On
18 April 2025 at 16:18 old mart Said:
… try increasing the looseness of the meshing, I find that tight meshing makes the most noise.
Me too, and so does an overly loose mesh. Like others I use paper sheet to set the gap, and experiment showed a double thickness of 75GSM laser printer paper gets best results on my Chinese lathe. A 3 sheet gap is too much, and 1 sheet too little. I don’t normally bother, but fiddling with the exact mesh between all the gears finds a sweet-spot where noise is noticeably less.
Although paper is recommended for spacing change gears, keep an eye on the type used, because paper is inconsistent. Newspaper is much thinner and squishier than the heavy gloss used in posh magazines.
Gears are inherently noisy! My lathe’s larger steel gears ring like bells, the sharp edges of the teeth audibly stir the air at certain speeds, and slight inaccuracies in tooth form and wheel diameter cause clatter.
One or more plastic gears in a train reduce noise considerably. But opinion is divided: many perceive plastic gears as cheap fragile rubbish to be replaced with metal pronto versus those who want plastic gears to keep the noise down. And apart from noise, a plastic gear in a train might be protective.

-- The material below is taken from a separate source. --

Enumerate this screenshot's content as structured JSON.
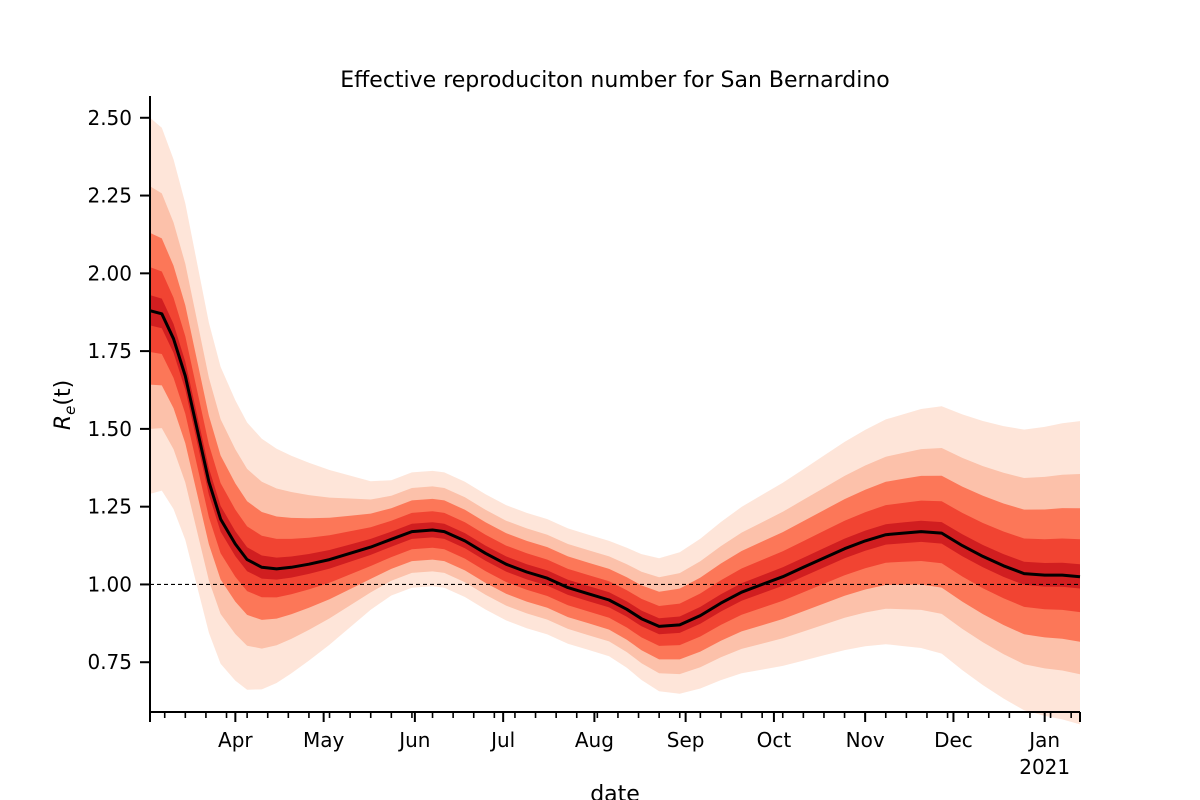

Hobby machines aren’t built to gouge metal quickly and a weak plastic gear in the train is one way of protecting a delicate tool from heavy handed owners. The hope is the plastic will break, like a shear pin, before something more expensive. If metal must be removed quickly, buy a big machine, ideally industrial!
Final tip, only engage change gears when the lathe is fine-feeding or threading.